Except there is glimmer of hope. Tucked away and unassuming, the humble premises of Oasis India in the heart of Kamatipur provides a safe space, schooling support and food for some of these children while their mothers work. Their outreach to the women in the area had elements of familiarity with what we do at Door of Hope, providing a non-judgemental ear, offering practical support and letting the women know that there can be a life for them beyond the streets.
Spending time in both the slums of Kamatipur and the mega-brothels of Grant Road, was a humbling and welcome reminder of our shared humanity. Despite my undeserved privilege, blindingly pale skin, and my total lack of Hindi, I was struck by the ease at which we could laugh and cry together. It bought to life Jo Cox’s mantra that ‘we have more in common than that which separates us’. While that may feel like a cliché, it’s nonetheless one that our Western society so desperately needs to embrace.

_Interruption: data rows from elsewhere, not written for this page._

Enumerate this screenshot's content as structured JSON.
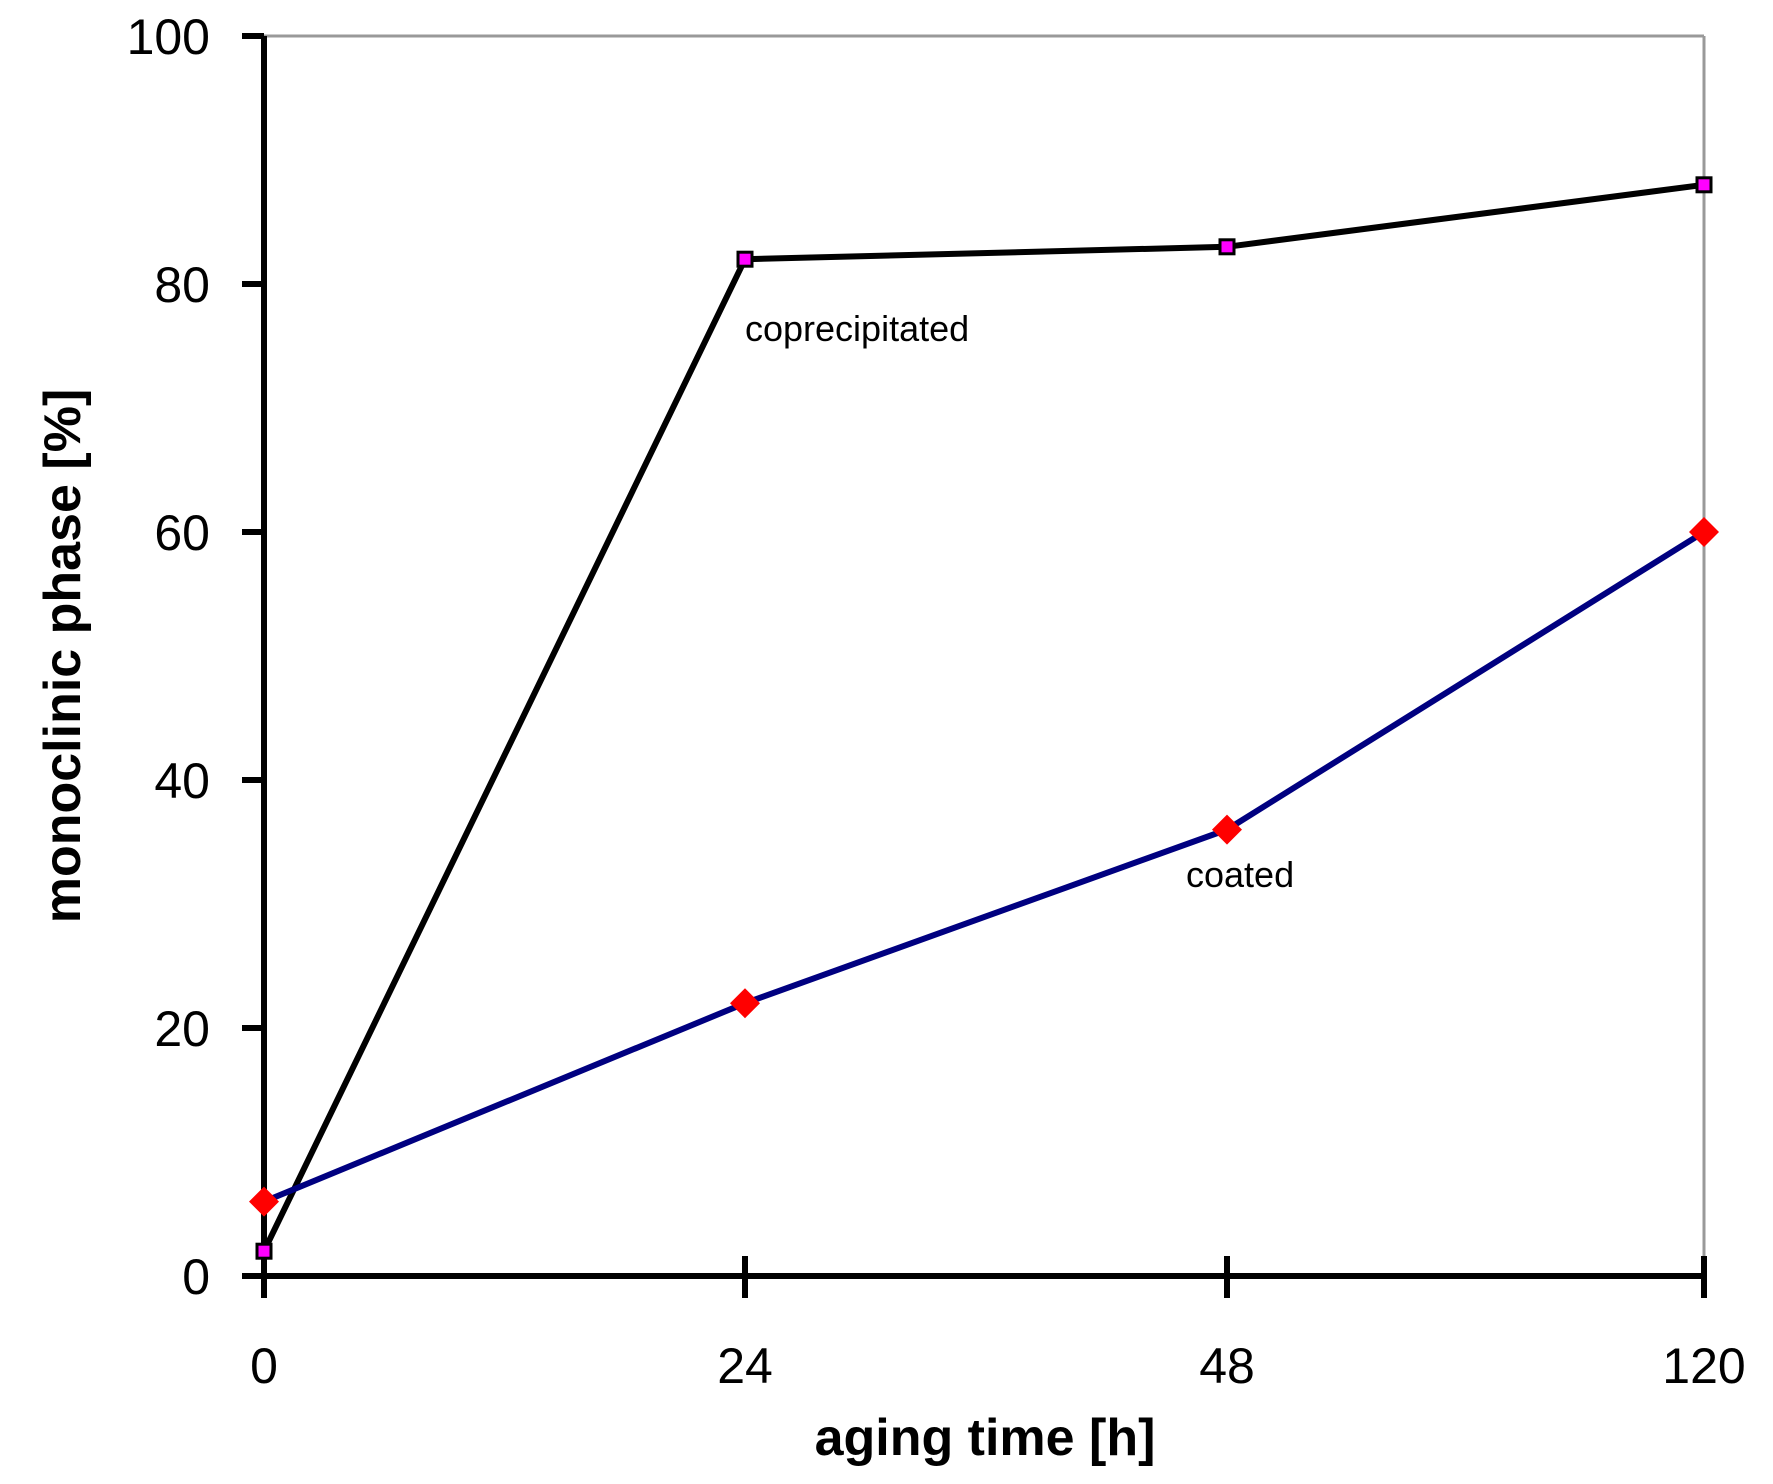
{
  "chart_data": {
    "type": "line",
    "title": "",
    "xlabel": "aging time [h]",
    "ylabel": "monoclinic phase [%]",
    "categories": [
      "0",
      "24",
      "48",
      "120"
    ],
    "ylim": [
      0,
      100
    ],
    "yticks": [
      0,
      20,
      40,
      60,
      80,
      100
    ],
    "grid": false,
    "series": [
      {
        "name": "coprecipitated",
        "values": [
          2,
          82,
          83,
          88
        ],
        "line_color": "#000000",
        "marker": "square",
        "marker_color": "#ff00ff"
      },
      {
        "name": "coated",
        "values": [
          6,
          22,
          36,
          60
        ],
        "line_color": "#000080",
        "marker": "diamond",
        "marker_color": "#ff0000"
      }
    ],
    "annotations": [
      {
        "text": "coprecipitated",
        "series": "coprecipitated"
      },
      {
        "text": "coated",
        "series": "coated"
      }
    ]
  }
}
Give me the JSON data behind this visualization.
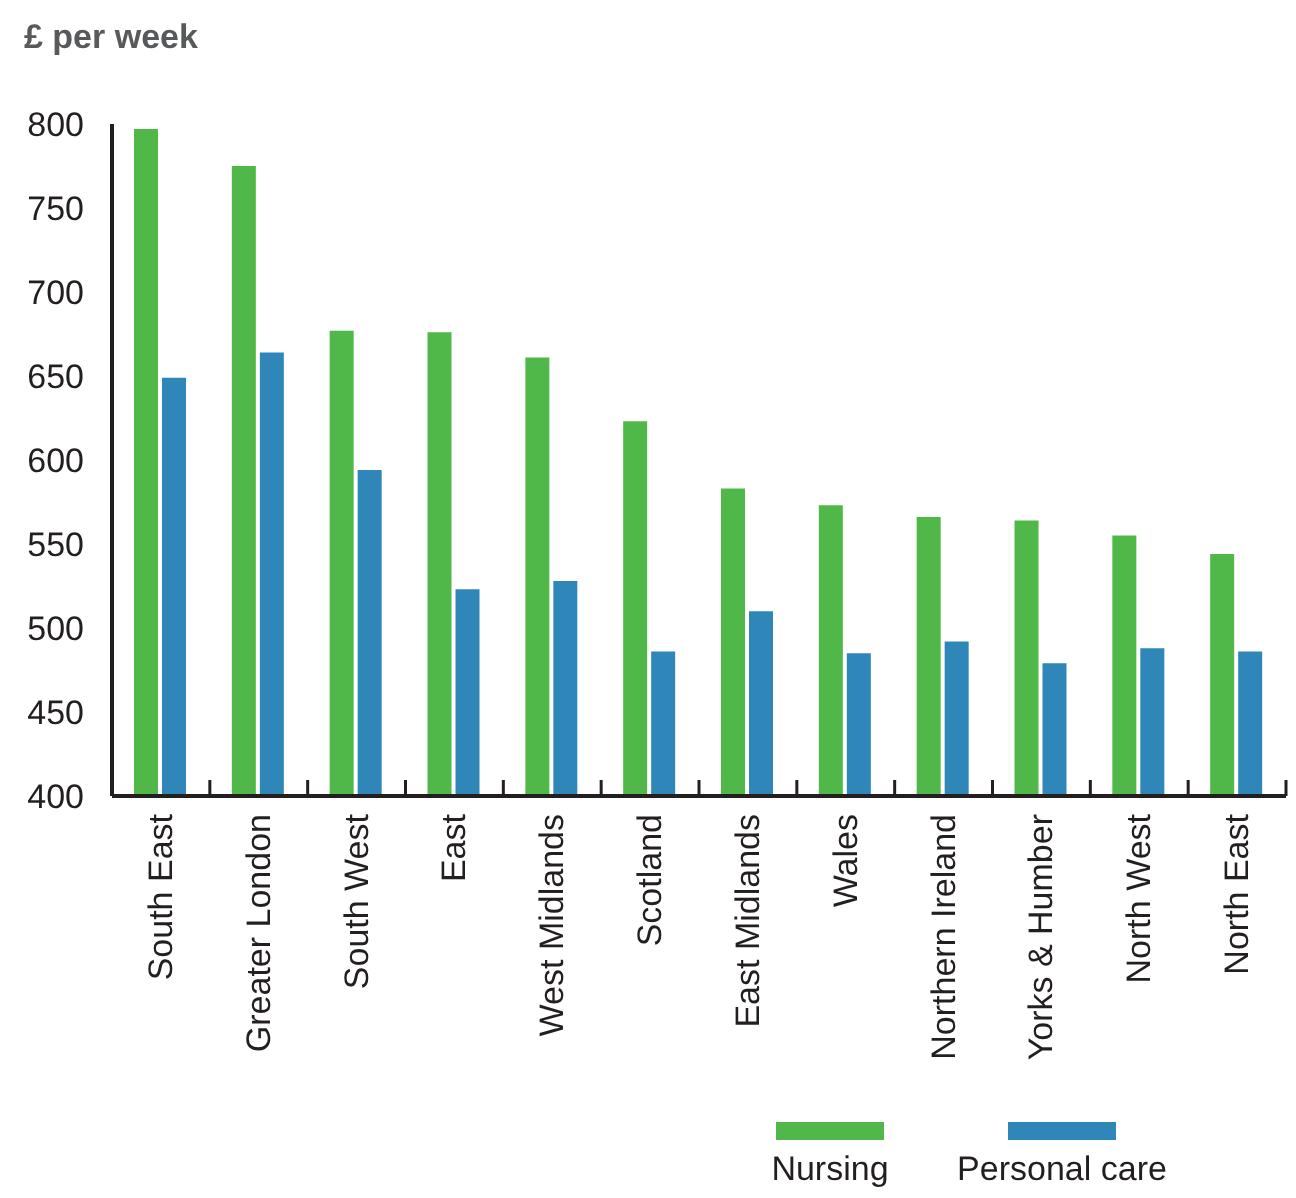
{
  "chart_data": {
    "type": "bar",
    "ylabel": "£ per week",
    "categories": [
      "South East",
      "Greater London",
      "South West",
      "East",
      "West Midlands",
      "Scotland",
      "East Midlands",
      "Wales",
      "Northern Ireland",
      "Yorks & Humber",
      "North West",
      "North East"
    ],
    "series": [
      {
        "name": "Nursing",
        "color": "#50b848",
        "values": [
          797,
          775,
          677,
          676,
          661,
          623,
          583,
          573,
          566,
          564,
          555,
          544
        ]
      },
      {
        "name": "Personal care",
        "color": "#2e86b9",
        "values": [
          649,
          664,
          594,
          523,
          528,
          486,
          510,
          485,
          492,
          479,
          488,
          486
        ]
      }
    ],
    "ylim": [
      400,
      800
    ],
    "yticks": [
      400,
      450,
      500,
      550,
      600,
      650,
      700,
      750,
      800
    ],
    "grid": false,
    "legend": "bottom right"
  }
}
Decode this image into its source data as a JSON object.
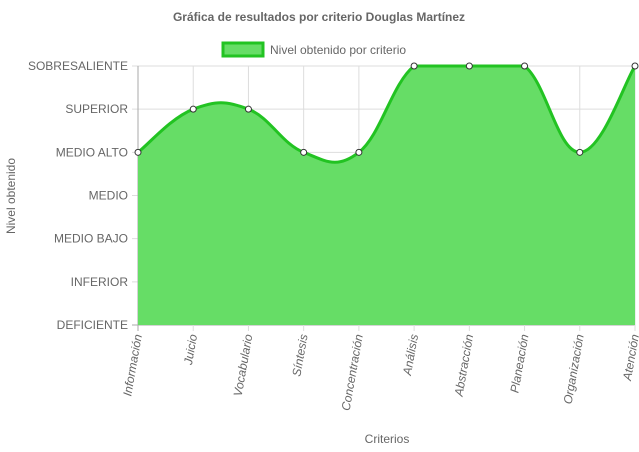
{
  "chart_data": {
    "type": "area",
    "title": "Gráfica de resultados por criterio Douglas Martínez",
    "xlabel": "Criterios",
    "ylabel": "Nivel obtenido",
    "y_categories": [
      "DEFICIENTE",
      "INFERIOR",
      "MEDIO BAJO",
      "MEDIO",
      "MEDIO ALTO",
      "SUPERIOR",
      "SOBRESALIENTE"
    ],
    "ylim": [
      0,
      6
    ],
    "categories": [
      "Información",
      "Juicio",
      "Vocabulario",
      "Síntesis",
      "Concentración",
      "Análisis",
      "Abstracción",
      "Planeación",
      "Organización",
      "Atención"
    ],
    "series": [
      {
        "name": "Nivel obtenido por criterio",
        "values": [
          4,
          5,
          5,
          4,
          4,
          6,
          6,
          6,
          4,
          6
        ],
        "color": "#22c322",
        "fill": "#66dd66"
      }
    ],
    "grid": true,
    "legend": "top-center"
  }
}
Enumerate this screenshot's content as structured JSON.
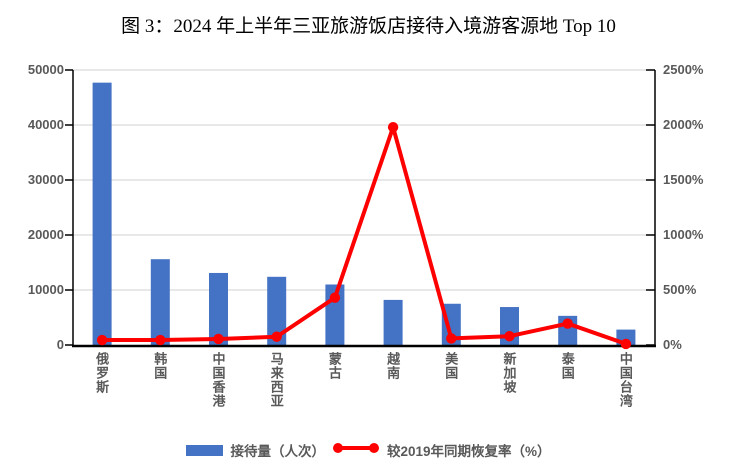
{
  "title": "图 3：2024 年上半年三亚旅游饭店接待入境游客源地 Top 10",
  "colors": {
    "bar": "#4472C4",
    "line": "#FF0000",
    "axis_text": "#595959",
    "gridline": "#D9D9D9",
    "axis_line": "#000000"
  },
  "chart_data": {
    "type": "combo-bar-line",
    "title": "图 3：2024 年上半年三亚旅游饭店接待入境游客源地 Top 10",
    "categories": [
      "俄罗斯",
      "韩国",
      "中国香港",
      "马来西亚",
      "蒙古",
      "越南",
      "美国",
      "新加坡",
      "泰国",
      "中国台湾"
    ],
    "series": [
      {
        "name": "接待量（人次）",
        "type": "bar",
        "axis": "left",
        "values": [
          47700,
          15600,
          13100,
          12400,
          11000,
          8200,
          7500,
          6900,
          5300,
          2800
        ]
      },
      {
        "name": "较2019年同期恢复率（%）",
        "type": "line",
        "axis": "right",
        "values": [
          45,
          45,
          55,
          75,
          430,
          1980,
          60,
          80,
          195,
          10
        ]
      }
    ],
    "left_axis": {
      "min": 0,
      "max": 50000,
      "tick_labels": [
        "0",
        "10000",
        "20000",
        "30000",
        "40000",
        "50000"
      ]
    },
    "right_axis": {
      "min": 0,
      "max": 2500,
      "tick_labels": [
        "0%",
        "500%",
        "1000%",
        "1500%",
        "2000%",
        "2500%"
      ]
    },
    "grid": true,
    "legend_position": "bottom"
  }
}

On one level I knew it already, but going to India definitely bought home to me that women experiencing sexual exploitation are not the passive victims that our media and our minds paint them to be. They are fierce, strong and are able to find joy within circumstances so unjust and beyond their control. These are traits I saw in the women in Kamatipur, traits I see in the women in Bethnal Green, and traits I want to see more of in me.